An analysis shared on X by law lecturer Philip Murray found an association between the level of deprivation in a constituency and how likely a Labour MP was to vote against the bill. He also shared figures showing that 2/3 of MPs from ethnic minorities voted against it. In other words, MPs from areas where people are vulnerable and at risk were more sensitive to the dangers of helping people to kill themselves.  

The second reading of the bill on Friday was a crucial moment for them to decide whether the bill would fix an injustice or whether it would itself cause harm.

But it seems that many MPs did not appreciate what the debate was about or what they had gathered to do. Layla Moran MP said: ‘The media are asking all of us, “Are you for or against the Bill?”, but I urge hon. Members to think about the question differently. The question I will be answering today is, “Do I want to keep talking about the issues in the Bill?”’ But James Cleverly MP intervened: “she is misrepresenting what we are doing at this point. We are speaking about the specifics of this Bill: this is not a general debate or a theoretical discussion, but about the specifics of the Bill.” He was right to be impatient. Unlike the Oxford Union, the vote has consequences. Parliamentarians are not there merely to debate. As the term ‘High Court of Parliament’ suggests, when MPs (either on their own initiative or as a government) propose bills, what they are often doing is conveying a plea to redress some grievance, and their debates are to decide whether to respond by making laws to grant justice to the wronged.  

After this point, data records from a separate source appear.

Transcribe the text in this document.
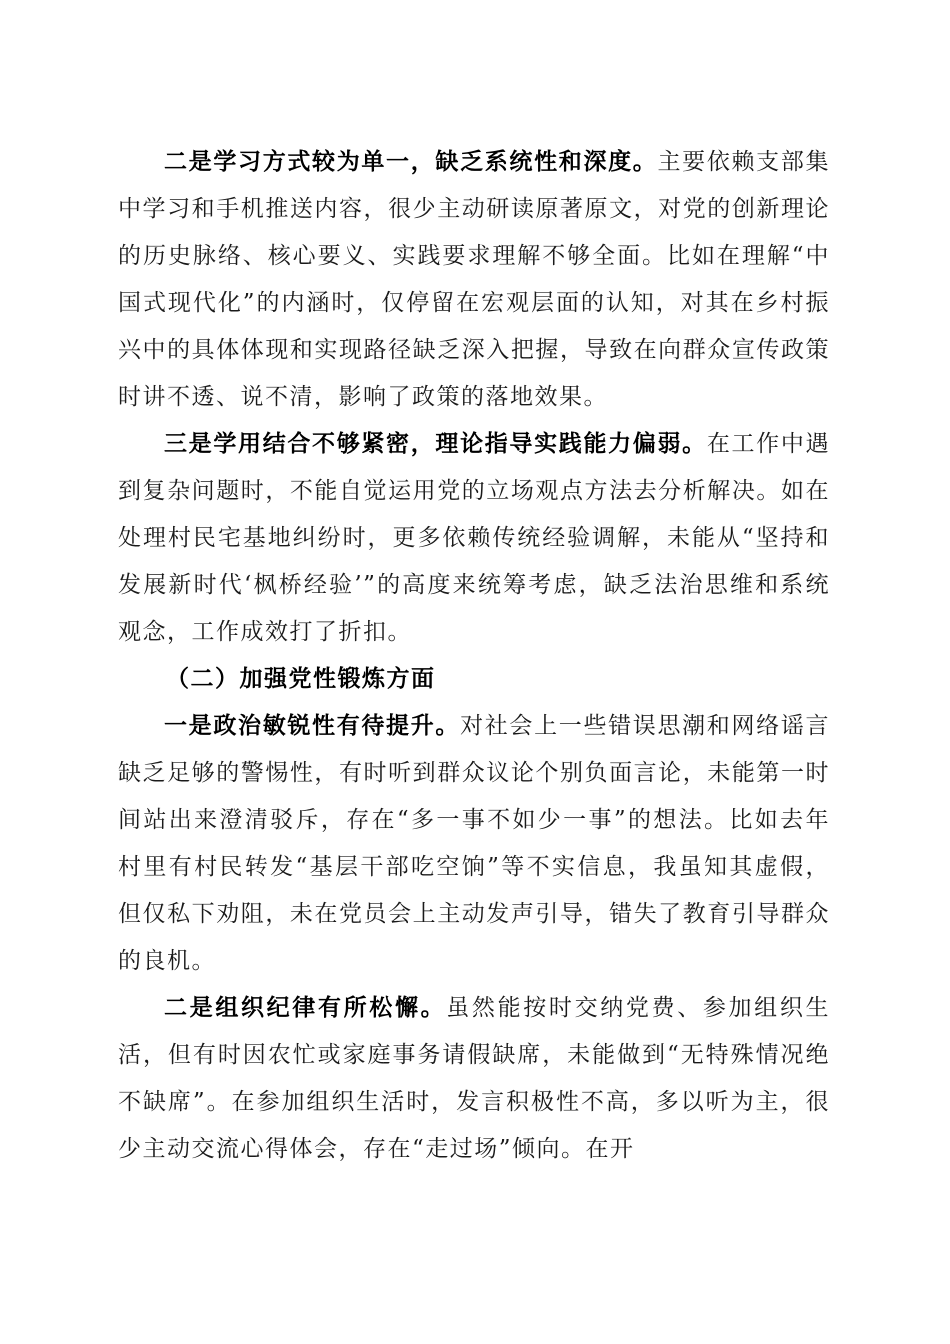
二是学习方式较为单一，缺乏系统性和深度。主要依赖支部集中学习和手机推送内容，很少主动研读原著原文，对党的创新理论的历史脉络、核心要义、实践要求理解不够全面。比如在理解“中国式现代化”的内涵时，仅停留在宏观层面的认知，对其在乡村振兴中的具体体现和实现路径缺乏深入把握，导致在向群众宣传政策时讲不透、说不清，影响了政策的落地效果。

三是学用结合不够紧密，理论指导实践能力偏弱。在工作中遇到复杂问题时，不能自觉运用党的立场观点方法去分析解决。如在处理村民宅基地纠纷时，更多依赖传统经验调解，未能从“坚持和发展新时代‘枫桥经验’”的高度来统筹考虑，缺乏法治思维和系统观念，工作成效打了折扣。

（二）加强党性锻炼方面

一是政治敏锐性有待提升。对社会上一些错误思潮和网络谣言缺乏足够的警惕性，有时听到群众议论个别负面言论，未能第一时间站出来澄清驳斥，存在“多一事不如少一事”的想法。比如去年村里有村民转发“基层干部吃空饷”等不实信息，我虽知其虚假，但仅私下劝阻，未在党员会上主动发声引导，错失了教育引导群众的良机。

二是组织纪律有所松懈。虽然能按时交纳党费、参加组织生活，但有时因农忙或家庭事务请假缺席，未能做到“无特殊情况绝不缺席”。在参加组织生活时，发言积极性不高，多以听为主，很少主动交流心得体会，存在“走过场”倾向。在开
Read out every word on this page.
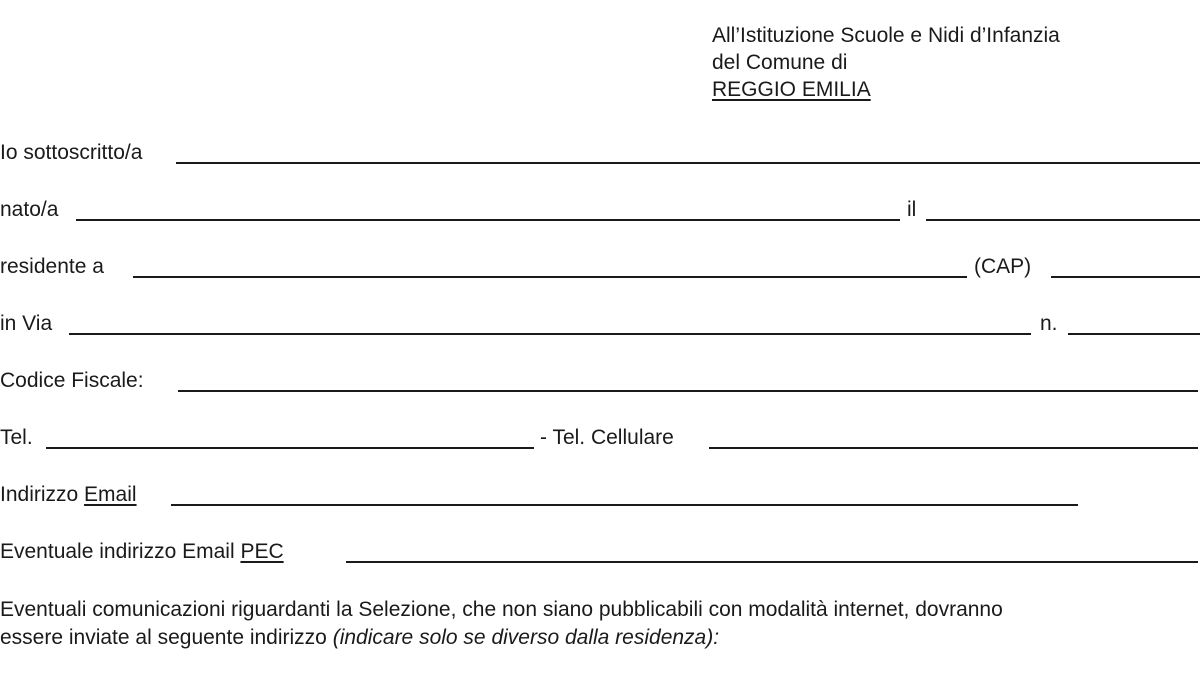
All’Istituzione Scuole e Nidi d’Infanzia
del Comune di
REGGIO EMILIA
Io sottoscritto/a
nato/a	il
residente a	(CAP)
in Via	n.
Codice Fiscale:
Tel.	- Tel. Cellulare
Indirizzo Email
Eventuale indirizzo Email PEC
Eventuali comunicazioni riguardanti la Selezione, che non siano pubblicabili con modalità internet, dovranno
essere inviate al seguente indirizzo (indicare solo se diverso dalla residenza):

The second reading of the bill on Friday was a crucial moment for them to decide whether the bill would fix an injustice or whether it would itself cause harm, because the scrutiny that the bill will undergo in the following stages is not likely to be as rigorous as with government bills. As a Private Member’s Bill, the assisted dying proposal is free to be scrutinised by a committee selected by the MP who has proposed the bill, i.e. Kim Leadbeater. When the bill reaches the stage for a final vote in the Commons at the third reading, no further amendments can be made and the time for debate is likely to be short.   

It is rare but bills are sometimes defeated at the third reading. With eighteen abstentions on Friday and at least thirty-six MPs claiming they might change their minds later, there is still hope.  

Each sitting of the Commons begins every day with a prayer by the Speaker’s Chaplain, who prays that MPs ‘may they never lead the nation wrongly through love of power, desire to please, or unworthy ideals but laying aside all private interests and prejudices, keep in mind their responsibility to seek to improve the condition of all mankind.’  

We can only hope and pray that at their next opportunity, MP will consider this bill in light of their responsibilities as the country’s High Court, charged with protecting the most vulnerable in society from harm.